I got a Delta 6", but should've gotten an 8". I can only land Cessnas and Pipers on mine.


----------



## NBeener (Sep 16, 2009)

Did you just fire it up?

My lights dimmed, all of the sudden….

Nice purchase! Enjoy!


----------



## sbryan55 (Dec 8, 2007)

This is a nice jointer and you should enjoy having the extra width. Thanks for the review.


----------



## oldwoodman (Feb 4, 2009)

WOW!!!! What a beautiful machine!!

That sure looks better than that old broken-down Craftsman jointer sitting out in my garage.

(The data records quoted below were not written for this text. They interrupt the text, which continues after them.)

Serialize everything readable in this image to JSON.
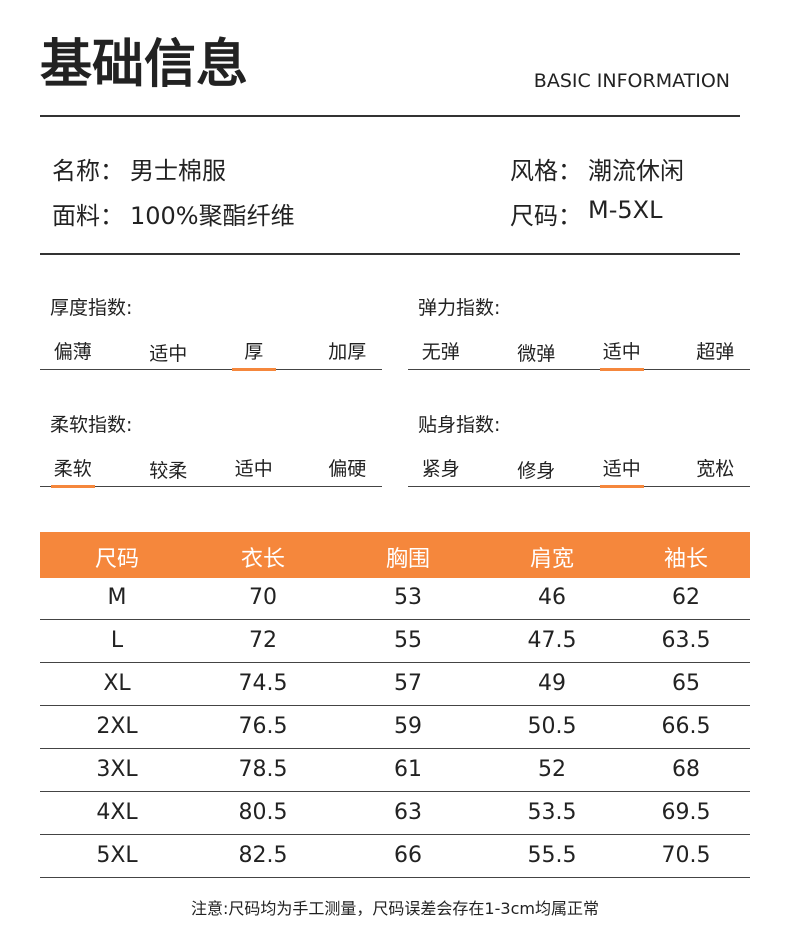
{
  "header": {
    "title": "基础信息",
    "subtitle": "BASIC INFORMATION"
  },
  "info": [
    {
      "label": "名称：",
      "value": "男士棉服"
    },
    {
      "label": "风格：",
      "value": "潮流休闲"
    },
    {
      "label": "面料：",
      "value": "100%聚酯纤维"
    },
    {
      "label": "尺码：",
      "value": "M-5XL"
    }
  ],
  "scales": [
    {
      "title": "厚度指数:",
      "options": [
        "偏薄",
        "适中",
        "厚",
        "加厚"
      ],
      "selected": 2
    },
    {
      "title": "弹力指数:",
      "options": [
        "无弹",
        "微弹",
        "适中",
        "超弹"
      ],
      "selected": 2
    },
    {
      "title": "柔软指数:",
      "options": [
        "柔软",
        "较柔",
        "适中",
        "偏硬"
      ],
      "selected": 0
    },
    {
      "title": "贴身指数:",
      "options": [
        "紧身",
        "修身",
        "适中",
        "宽松"
      ],
      "selected": 2
    }
  ],
  "table": {
    "header": [
      "尺码",
      "衣长",
      "胸围",
      "肩宽",
      "袖长"
    ],
    "rows": [
      [
        "M",
        70,
        53,
        46,
        62
      ],
      [
        "L",
        72,
        55,
        47.5,
        63.5
      ],
      [
        "XL",
        74.5,
        57,
        49,
        65
      ],
      [
        "2XL",
        76.5,
        59,
        50.5,
        66.5
      ],
      [
        "3XL",
        78.5,
        61,
        52,
        68
      ],
      [
        "4XL",
        80.5,
        63,
        53.5,
        69.5
      ],
      [
        "5XL",
        82.5,
        66,
        55.5,
        70.5
      ]
    ]
  },
  "note": "注意:尺码均为手工测量，尺码误差会存在1-3cm均属正常"
}
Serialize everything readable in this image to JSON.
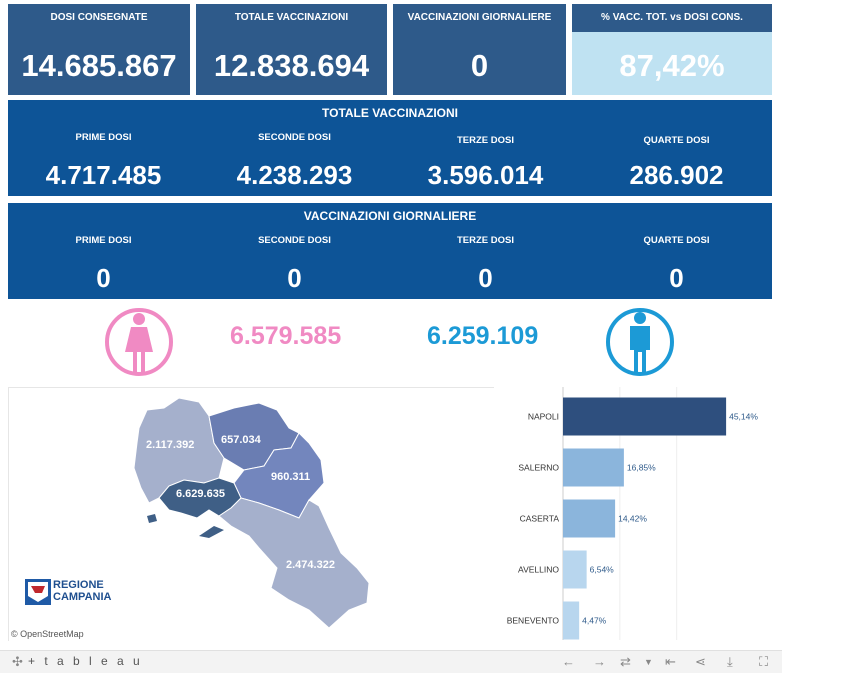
{
  "kpis": [
    {
      "label": "DOSI  CONSEGNATE",
      "value": "14.685.867"
    },
    {
      "label": "TOTALE VACCINAZIONI",
      "value": "12.838.694"
    },
    {
      "label": "VACCINAZIONI GIORNALIERE",
      "value": "0"
    },
    {
      "label": "% VACC. TOT. vs DOSI CONS.",
      "value": "87,42%"
    }
  ],
  "totale": {
    "title": "TOTALE VACCINAZIONI",
    "cols": [
      {
        "label": "PRIME DOSI",
        "value": "4.717.485"
      },
      {
        "label": "SECONDE DOSI",
        "value": "4.238.293"
      },
      {
        "label": "TERZE DOSI",
        "value": "3.596.014"
      },
      {
        "label": "QUARTE DOSI",
        "value": "286.902"
      }
    ]
  },
  "giornaliere": {
    "title": "VACCINAZIONI GIORNALIERE",
    "cols": [
      {
        "label": "PRIME DOSI",
        "value": "0"
      },
      {
        "label": "SECONDE DOSI",
        "value": "0"
      },
      {
        "label": "TERZE DOSI",
        "value": "0"
      },
      {
        "label": "QUARTE DOSI",
        "value": "0"
      }
    ]
  },
  "gender": {
    "female_value": "6.579.585",
    "male_value": "6.259.109",
    "female_color": "#f08ac3",
    "male_color": "#1c9ad6"
  },
  "map": {
    "regions": [
      {
        "name": "Caserta",
        "value": "2.117.392",
        "color": "#a5b0cc"
      },
      {
        "name": "Benevento",
        "value": "657.034",
        "color": "#6a7db2"
      },
      {
        "name": "Avellino",
        "value": "960.311",
        "color": "#7386bd"
      },
      {
        "name": "Napoli",
        "value": "6.629.635",
        "color": "#3f5f86"
      },
      {
        "name": "Salerno",
        "value": "2.474.322",
        "color": "#a5b0cc"
      }
    ],
    "logo_line1": "REGIONE",
    "logo_line2": "CAMPANIA",
    "attribution": "© OpenStreetMap"
  },
  "chart_data": {
    "type": "bar",
    "orientation": "horizontal",
    "categories": [
      "NAPOLI",
      "SALERNO",
      "CASERTA",
      "AVELLINO",
      "BENEVENTO"
    ],
    "values": [
      45.14,
      16.85,
      14.42,
      6.54,
      4.47
    ],
    "labels": [
      "45,14%",
      "16,85%",
      "14,42%",
      "6,54%",
      "4,47%"
    ],
    "colors": [
      "#2e4f7e",
      "#8bb5dc",
      "#8bb5dc",
      "#b8d6ee",
      "#b8d6ee"
    ],
    "xlim": [
      0,
      50
    ],
    "grid": true
  },
  "footer": {
    "brand": "+ t a b l e a u"
  }
}
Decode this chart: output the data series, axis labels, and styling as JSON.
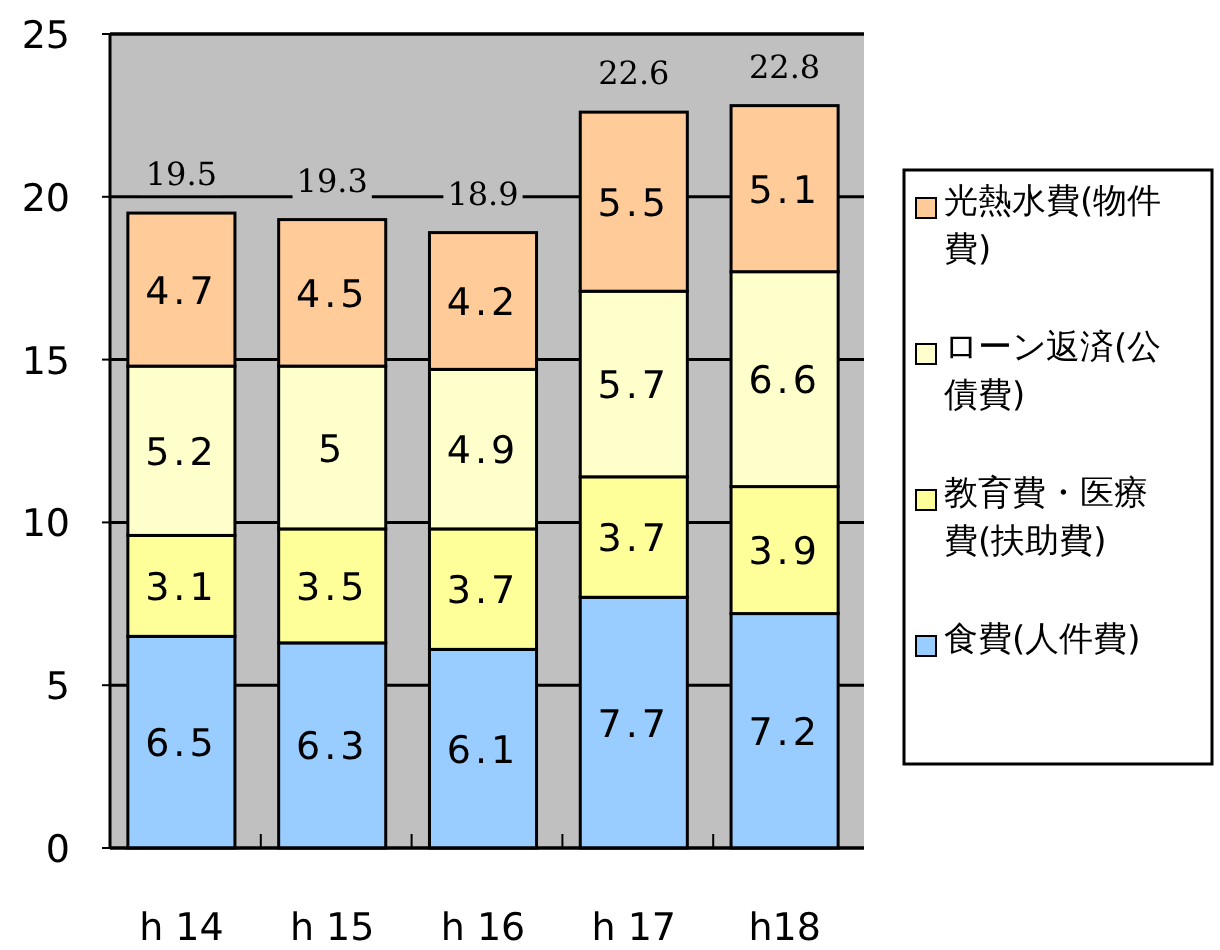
{
  "chart_data": {
    "type": "bar",
    "stacked": true,
    "categories": [
      "h 14",
      "h 15",
      "h 16",
      "h 17",
      "h18"
    ],
    "series": [
      {
        "name": "食費(人件費)",
        "color": "#99ccff",
        "values": [
          6.5,
          6.3,
          6.1,
          7.7,
          7.2
        ]
      },
      {
        "name": "教育費・医療費(扶助費)",
        "color": "#ffff99",
        "values": [
          3.1,
          3.5,
          3.7,
          3.7,
          3.9
        ]
      },
      {
        "name": "ローン返済(公債費)",
        "color": "#ffffcc",
        "values": [
          5.2,
          5,
          4.9,
          5.7,
          6.6
        ]
      },
      {
        "name": "光熱水費(物件費)",
        "color": "#ffcc99",
        "values": [
          4.7,
          4.5,
          4.2,
          5.5,
          5.1
        ]
      }
    ],
    "totals": [
      "19.5",
      "19.3",
      "18.9",
      "22.6",
      "22.8"
    ],
    "ylim": [
      0,
      25
    ],
    "yticks": [
      0,
      5,
      10,
      15,
      20,
      25
    ],
    "grid": "y",
    "legend": "right",
    "data_labels": true
  }
}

If you ever have the time, write up a performance review. Those of us with "jointer envy" would appreciate it.


----------



## a1Jim (Aug 9, 2008)

Nice toy


----------



## Ken90712 (Sep 2, 2009)

Thats a big boy! Have fun….


----------



## Paul2274 (Nov 17, 2009)

SSSSSWWWWEEEEETTTTTT!!!! Really nice.


----------



## Splinterman (Mar 13, 2009)

Sweet machine.


----------



## mattg (May 6, 2008)

Man that's a Cadillac!!


----------



## RogerM (Oct 31, 2011)

I have run a Delta DJ-20 in my shop for 5 years and have had excellent service from it. I run all kinds of hardwood through it (hickory, elm, oak, walnut, maple, cherry) and find it to be very reliable. Excellent basic machine that is reliable, and easy to maintain.


----------



## pintodeluxe (Sep 12, 2010)

I have one as well. I bought it for the extra width capacity, but what you really notice is how useful the extra length is. 76" long compared to 46" long on my old Jet 6" jointer. You can rest a 5-6' long board on the infeed table! No more wrestling long boards as they want to fall off the outfeed table, as this jointer has good length.

I can't tell you how many times I set a 6-1/2" wide board on my old 6" jointer… Awww! Back to the bandsaw.
An 8" parallelogram jointer was the way to go for me.


----------